Combining Individual and Joint Networking Behavior for Intelligent IoT Analytics

The IoT vision of a trillion connected devices over the next decade requires reliable end-to-end connectivity and automated device management platforms. While we have seen successful efforts for maintaining small IoT testbeds, there are multiple challenges for the efficient management of large-scale device deployments. With Industrial IoT, incorporating millions of devices, traditional management methods do not scale well. In this work, we address these challenges by designing a set of novel machine learning techniques, which form a foundation of a new tool, it IoTelligent, for IoT device management, using traffic characteristics obtained at the network level. The design of our tool is driven by the analysis of 1-year long networking data, collected from 350 companies with IoT deployments.
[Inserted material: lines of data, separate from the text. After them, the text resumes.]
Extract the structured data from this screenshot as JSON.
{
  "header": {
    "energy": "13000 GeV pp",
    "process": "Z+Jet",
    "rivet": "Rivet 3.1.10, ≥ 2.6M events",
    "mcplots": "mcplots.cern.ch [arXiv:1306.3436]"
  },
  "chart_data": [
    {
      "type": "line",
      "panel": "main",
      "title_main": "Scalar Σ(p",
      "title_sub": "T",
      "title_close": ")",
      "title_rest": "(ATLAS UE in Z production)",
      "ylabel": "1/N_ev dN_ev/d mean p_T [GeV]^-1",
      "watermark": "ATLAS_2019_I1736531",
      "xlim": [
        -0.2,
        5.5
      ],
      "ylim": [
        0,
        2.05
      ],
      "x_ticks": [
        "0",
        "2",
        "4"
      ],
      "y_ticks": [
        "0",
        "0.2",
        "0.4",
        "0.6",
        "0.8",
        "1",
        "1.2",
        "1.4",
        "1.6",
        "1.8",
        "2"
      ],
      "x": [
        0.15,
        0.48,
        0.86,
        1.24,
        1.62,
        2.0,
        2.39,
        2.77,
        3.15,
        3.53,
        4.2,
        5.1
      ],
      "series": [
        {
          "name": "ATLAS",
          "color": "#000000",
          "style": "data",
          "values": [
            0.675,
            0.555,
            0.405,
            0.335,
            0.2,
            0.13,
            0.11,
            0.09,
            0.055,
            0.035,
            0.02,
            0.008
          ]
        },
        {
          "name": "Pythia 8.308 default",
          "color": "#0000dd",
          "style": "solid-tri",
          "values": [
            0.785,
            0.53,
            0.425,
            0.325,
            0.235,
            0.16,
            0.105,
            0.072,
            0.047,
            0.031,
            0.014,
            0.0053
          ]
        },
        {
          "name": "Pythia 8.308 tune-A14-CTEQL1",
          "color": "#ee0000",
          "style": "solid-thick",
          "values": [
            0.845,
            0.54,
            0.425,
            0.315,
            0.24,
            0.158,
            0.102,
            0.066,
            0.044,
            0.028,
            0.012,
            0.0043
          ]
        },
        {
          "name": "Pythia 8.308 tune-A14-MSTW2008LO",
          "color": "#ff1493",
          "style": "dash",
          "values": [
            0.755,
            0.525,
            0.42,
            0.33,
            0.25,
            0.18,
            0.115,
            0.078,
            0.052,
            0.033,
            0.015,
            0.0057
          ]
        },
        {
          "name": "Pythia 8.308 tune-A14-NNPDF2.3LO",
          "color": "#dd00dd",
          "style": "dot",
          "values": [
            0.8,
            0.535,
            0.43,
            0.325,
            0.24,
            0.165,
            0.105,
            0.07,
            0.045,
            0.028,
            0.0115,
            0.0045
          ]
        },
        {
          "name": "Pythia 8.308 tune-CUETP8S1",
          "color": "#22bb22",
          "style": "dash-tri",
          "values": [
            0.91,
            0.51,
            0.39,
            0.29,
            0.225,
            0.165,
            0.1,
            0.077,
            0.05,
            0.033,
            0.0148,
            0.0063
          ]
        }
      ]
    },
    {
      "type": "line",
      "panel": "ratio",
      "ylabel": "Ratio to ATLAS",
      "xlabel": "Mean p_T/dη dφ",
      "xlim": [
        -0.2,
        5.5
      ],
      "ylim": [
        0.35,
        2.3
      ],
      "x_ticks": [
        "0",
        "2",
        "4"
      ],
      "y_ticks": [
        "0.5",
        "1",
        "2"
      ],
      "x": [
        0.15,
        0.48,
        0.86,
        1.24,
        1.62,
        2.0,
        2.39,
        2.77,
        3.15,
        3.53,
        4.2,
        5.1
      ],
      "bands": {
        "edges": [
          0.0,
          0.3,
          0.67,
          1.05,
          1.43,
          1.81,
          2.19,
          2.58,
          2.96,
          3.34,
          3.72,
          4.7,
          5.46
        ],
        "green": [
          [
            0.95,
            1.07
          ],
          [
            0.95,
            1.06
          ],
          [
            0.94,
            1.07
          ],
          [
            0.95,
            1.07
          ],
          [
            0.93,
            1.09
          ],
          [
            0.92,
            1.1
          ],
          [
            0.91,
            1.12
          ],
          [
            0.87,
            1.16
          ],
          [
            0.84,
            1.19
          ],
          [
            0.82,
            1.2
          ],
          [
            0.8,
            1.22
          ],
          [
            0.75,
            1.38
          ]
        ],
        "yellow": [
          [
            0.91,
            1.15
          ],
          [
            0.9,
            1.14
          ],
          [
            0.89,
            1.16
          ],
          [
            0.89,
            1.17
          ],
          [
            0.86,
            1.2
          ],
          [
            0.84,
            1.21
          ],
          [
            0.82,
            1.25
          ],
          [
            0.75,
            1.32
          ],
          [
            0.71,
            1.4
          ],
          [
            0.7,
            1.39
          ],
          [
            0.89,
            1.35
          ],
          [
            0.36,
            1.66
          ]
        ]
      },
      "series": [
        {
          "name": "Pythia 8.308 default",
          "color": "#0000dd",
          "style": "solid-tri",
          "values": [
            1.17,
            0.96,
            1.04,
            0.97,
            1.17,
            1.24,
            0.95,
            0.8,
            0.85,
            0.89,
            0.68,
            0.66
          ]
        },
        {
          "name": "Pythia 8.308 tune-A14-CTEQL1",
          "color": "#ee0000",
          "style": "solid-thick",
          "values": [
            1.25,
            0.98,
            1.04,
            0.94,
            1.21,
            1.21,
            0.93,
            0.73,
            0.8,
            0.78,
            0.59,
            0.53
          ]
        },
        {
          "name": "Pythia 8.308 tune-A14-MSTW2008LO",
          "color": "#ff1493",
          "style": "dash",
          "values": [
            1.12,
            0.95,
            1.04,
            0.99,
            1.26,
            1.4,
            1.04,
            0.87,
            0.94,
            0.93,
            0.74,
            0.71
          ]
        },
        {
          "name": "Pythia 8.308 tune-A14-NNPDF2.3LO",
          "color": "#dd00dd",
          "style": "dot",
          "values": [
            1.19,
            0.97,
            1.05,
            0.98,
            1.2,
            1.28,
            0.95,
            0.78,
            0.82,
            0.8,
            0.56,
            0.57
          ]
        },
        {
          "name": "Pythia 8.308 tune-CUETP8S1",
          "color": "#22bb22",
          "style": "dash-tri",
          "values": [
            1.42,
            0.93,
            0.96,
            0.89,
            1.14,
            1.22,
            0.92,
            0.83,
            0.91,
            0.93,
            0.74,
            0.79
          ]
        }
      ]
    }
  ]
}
The exploratory analysis of this data reveals that IoT environments follow the famous Pareto principle, such as: (i) 10% of the companies in the dataset contribute to 90% of the entire traffic; (ii) 7% of all the companies in the set own 90% of all the devices. We designed and evaluated CNN, LSTM, and Convolutional LSTM models for demand forecasting, with a conclusion of the Convolutional LSTM model being the best. However, maintaining and updating individual company models is expensive. In this work, we design a novel, scalable approach, where a general demand forecasting model is built using the combined data of all the companies with a normalization factor. Moreover, we introduce a novel technique for device management, based on autoencoders. They automatically extract relevant device features to identify device groups with similar behavior to flag anomalous devices.